I’m not sure whether this is simply perception on my part, or an actual reflection of reality, but from watching others maintain packages via PR, it seems rather onerous to be a package maintainer.
My point of reference: I maintain a number of packages in gentoo’s guru user repository. This is a second-tier of packages, not part of the core package set, but still an official gentoo project. There’s no real analog in Nix. I tend to describe it as “if the arch linux AUR had a core team of code reviewers merging things in”, but I don’t think that captures the culture of it either.
At any rate, as a contributor, I commit directly to the
dev branch. I had to apply for commit access to the dev branch, but it was a one time thing, and it was as simple as copy pasting some commands to generate some keys in a format they liked, and attaching them to an issue requesting access.
A project lead peridoically merges everything into the
master branch if things look fine. If they don’t look fine, they either leave me a comment on my commit asking me to change things, or they just make the changes themselves- no need to wait around for me. Other contributors can also directly make changes to fix my stuff, or I can fix theirs. It’s easy to see when I make a new commit to fix the problems they brought up since it’s all in the dev commit log stream.
They also will sometimes suggest changes but merge my build scripts anyway because they work fine, and the suggested changes are just nitpicks. I can go back in afterwards and implement those changes if I want, though sometimes I wait until the next version bump I do because I don’t have the energy at the time.
dev is the preferred method for contributing to that project; PRs are discouraged due to the additional overhead they introduce for the project leads, and the increased incidence of drive-by packages that come from PR with no extended maintenance to follow.

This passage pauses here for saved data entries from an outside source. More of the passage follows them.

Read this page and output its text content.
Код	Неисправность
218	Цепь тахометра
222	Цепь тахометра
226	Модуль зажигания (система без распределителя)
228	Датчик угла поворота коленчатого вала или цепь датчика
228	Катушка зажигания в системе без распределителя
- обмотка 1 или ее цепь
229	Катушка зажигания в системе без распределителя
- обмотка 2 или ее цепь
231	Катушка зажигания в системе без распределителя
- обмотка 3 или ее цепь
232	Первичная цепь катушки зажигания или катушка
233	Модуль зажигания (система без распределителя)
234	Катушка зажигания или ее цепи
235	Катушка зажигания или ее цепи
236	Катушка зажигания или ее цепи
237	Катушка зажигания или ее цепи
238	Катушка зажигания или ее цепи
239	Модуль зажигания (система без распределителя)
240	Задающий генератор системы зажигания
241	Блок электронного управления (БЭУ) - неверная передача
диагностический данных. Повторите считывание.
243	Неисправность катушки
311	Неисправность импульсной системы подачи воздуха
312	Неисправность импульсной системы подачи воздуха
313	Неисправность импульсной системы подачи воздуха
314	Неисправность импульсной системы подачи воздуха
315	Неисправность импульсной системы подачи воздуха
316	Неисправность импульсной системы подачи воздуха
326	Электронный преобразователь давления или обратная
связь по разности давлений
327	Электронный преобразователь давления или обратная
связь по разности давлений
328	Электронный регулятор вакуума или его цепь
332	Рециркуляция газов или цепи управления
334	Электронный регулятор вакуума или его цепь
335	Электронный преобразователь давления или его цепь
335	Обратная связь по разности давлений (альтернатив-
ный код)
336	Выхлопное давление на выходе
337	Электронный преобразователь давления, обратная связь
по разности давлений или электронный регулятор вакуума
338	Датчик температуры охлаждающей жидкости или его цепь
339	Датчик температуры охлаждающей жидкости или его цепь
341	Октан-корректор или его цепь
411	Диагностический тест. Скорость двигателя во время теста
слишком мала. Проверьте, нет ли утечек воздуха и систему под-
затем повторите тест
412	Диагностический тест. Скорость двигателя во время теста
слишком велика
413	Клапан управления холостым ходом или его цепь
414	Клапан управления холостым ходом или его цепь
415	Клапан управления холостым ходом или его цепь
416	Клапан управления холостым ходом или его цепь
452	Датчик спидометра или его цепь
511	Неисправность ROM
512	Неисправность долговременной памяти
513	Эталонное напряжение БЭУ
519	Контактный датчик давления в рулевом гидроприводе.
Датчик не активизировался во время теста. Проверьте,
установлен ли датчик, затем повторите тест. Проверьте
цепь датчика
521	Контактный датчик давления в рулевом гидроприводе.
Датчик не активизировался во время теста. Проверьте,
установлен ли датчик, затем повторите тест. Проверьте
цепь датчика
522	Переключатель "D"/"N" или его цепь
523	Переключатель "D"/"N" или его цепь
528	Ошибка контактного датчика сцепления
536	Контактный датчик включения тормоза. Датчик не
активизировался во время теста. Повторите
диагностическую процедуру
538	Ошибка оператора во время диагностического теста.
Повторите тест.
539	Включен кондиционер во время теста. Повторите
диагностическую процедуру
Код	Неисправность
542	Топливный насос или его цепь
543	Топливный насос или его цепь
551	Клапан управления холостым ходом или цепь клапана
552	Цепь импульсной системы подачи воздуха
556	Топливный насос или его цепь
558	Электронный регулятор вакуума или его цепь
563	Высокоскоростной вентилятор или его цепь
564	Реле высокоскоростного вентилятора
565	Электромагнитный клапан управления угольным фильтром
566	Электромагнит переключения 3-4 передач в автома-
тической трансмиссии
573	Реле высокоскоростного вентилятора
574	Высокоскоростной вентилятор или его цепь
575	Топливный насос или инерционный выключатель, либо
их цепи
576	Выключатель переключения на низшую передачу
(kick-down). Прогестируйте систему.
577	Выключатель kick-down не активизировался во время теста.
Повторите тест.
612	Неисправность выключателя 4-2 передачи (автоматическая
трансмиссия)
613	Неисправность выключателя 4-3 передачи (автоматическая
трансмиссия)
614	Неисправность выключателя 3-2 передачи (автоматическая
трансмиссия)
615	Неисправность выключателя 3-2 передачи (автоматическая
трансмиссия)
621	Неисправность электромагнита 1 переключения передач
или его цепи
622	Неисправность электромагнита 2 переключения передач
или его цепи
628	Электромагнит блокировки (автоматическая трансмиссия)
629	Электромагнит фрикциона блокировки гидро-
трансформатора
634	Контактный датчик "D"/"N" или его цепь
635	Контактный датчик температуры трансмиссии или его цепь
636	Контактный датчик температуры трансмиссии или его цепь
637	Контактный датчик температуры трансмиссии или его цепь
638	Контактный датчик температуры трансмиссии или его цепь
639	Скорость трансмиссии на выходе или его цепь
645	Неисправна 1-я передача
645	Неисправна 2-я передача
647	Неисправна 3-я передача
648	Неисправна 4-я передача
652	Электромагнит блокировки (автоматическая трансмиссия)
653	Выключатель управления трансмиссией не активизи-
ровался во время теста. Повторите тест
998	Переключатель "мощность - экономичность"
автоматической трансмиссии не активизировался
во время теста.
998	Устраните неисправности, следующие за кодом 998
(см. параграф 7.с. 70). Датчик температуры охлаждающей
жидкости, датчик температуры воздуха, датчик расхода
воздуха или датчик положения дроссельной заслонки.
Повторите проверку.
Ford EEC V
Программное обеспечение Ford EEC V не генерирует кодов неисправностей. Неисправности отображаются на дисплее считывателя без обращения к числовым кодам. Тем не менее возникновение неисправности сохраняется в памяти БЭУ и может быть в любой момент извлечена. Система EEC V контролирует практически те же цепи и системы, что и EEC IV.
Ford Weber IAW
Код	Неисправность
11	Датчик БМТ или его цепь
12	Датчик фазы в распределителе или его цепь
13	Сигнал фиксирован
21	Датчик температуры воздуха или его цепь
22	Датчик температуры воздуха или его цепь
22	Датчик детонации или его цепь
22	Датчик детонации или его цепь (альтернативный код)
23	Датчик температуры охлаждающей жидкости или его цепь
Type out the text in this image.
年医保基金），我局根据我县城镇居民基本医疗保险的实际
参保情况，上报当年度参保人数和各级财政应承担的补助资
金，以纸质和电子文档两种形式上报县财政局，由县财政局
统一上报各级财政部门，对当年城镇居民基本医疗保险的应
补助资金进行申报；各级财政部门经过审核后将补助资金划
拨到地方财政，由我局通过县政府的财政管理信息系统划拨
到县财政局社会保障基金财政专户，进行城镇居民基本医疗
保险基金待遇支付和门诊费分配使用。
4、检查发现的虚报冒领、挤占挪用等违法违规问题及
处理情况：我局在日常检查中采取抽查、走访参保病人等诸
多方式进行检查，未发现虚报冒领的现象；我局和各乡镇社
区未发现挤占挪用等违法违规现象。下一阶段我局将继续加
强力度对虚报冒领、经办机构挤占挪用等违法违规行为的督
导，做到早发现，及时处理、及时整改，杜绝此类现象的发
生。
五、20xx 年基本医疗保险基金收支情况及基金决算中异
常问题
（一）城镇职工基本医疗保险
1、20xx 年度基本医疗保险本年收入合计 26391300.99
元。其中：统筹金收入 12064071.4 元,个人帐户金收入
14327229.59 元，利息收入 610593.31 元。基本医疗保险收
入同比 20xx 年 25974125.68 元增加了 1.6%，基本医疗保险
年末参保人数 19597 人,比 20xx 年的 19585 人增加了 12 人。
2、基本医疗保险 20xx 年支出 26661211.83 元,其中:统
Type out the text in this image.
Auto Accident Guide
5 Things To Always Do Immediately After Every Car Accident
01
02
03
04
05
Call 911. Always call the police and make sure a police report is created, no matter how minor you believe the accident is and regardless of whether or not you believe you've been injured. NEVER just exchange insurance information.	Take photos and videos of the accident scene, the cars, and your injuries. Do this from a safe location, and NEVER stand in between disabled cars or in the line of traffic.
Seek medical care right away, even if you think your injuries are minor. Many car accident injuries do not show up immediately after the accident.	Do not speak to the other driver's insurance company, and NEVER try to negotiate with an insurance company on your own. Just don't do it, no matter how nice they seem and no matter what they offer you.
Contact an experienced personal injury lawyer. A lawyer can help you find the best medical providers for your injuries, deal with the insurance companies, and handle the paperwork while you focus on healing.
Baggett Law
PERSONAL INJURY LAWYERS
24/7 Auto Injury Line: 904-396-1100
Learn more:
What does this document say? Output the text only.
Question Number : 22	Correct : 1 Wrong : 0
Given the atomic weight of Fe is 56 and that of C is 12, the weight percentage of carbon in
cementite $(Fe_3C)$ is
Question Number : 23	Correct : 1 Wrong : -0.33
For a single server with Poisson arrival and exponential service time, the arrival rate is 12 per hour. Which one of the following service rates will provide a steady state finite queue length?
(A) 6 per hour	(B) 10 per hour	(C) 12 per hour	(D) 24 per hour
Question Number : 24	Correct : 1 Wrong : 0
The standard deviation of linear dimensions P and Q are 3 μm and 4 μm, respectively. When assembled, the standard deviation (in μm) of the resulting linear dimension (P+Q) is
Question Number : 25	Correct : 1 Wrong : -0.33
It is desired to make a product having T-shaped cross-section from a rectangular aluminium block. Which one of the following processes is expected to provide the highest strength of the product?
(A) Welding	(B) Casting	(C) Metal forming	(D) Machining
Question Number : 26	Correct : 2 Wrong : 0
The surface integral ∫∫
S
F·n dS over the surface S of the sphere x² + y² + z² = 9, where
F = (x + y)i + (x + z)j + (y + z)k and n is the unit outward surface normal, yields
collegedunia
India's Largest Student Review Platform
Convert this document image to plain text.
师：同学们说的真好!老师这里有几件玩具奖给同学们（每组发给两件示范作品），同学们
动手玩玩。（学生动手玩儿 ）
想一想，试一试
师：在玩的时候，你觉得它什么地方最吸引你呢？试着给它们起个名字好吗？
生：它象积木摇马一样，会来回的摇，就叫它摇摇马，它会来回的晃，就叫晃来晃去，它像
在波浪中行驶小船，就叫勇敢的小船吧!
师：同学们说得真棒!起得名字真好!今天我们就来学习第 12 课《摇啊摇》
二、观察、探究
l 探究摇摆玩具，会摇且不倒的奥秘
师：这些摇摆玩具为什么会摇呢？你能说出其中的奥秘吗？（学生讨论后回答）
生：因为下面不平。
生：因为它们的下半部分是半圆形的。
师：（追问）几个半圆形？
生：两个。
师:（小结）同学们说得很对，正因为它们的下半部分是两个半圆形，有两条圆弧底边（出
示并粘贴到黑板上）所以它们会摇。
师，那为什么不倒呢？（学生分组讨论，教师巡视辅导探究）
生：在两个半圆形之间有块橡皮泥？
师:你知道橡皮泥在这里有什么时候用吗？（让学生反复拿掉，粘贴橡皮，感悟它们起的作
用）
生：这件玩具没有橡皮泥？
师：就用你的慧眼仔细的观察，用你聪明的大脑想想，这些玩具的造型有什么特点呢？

I’m not suggesting to apply this model to nixpkgs; I don’t think it aligns with what nixpkgs wants to be, but I want to compare it against my impression of contributing to nixpkgs.
From talking with friends who contribute, it’s my impression that maintaining packages in nixpkgs requires a lot more back and forth during the PR process to get a package into a state of sufficient correctness, even for version bumps. That it often requires pinging various people with commit access. That it can lead to duplicated effort when multiple people open separate PRs to bump the same package. And that what the state of “correct” is can seem unclear, and shift over time.
This impression has put me off from attempting to contribute to nixpkgs, so I do not have personal experience to go off here. In particular, I’m not interested in contributing a package and then leaving it to rot; I want to continue to maintain it. But I only have so much energy to put towards that. So while I’m fine with a high degree of friction introducing a new package, I’m put off by the notion that I might have to interact with that same level friction every time I update the package too.
From a technical perspective, I also find that bumping a package with a lot of hashes that need changing in the nix file can be incredibly taxing, as I need to re-run the build and update them one by one, hash by hash. I’m not aware of whether others have scripted this away into something I can run to update everything (would need to support language-specific things like
cargoLock.outputHashes since that’s where I have the most trouble). I think this is a lower barrier for me than the rest, but it is a factor.
I do contribute in other ways, primarily through blogging, as well as existing ambiently in the exotic targets channel and working to be thorough when investigating bugs with others there.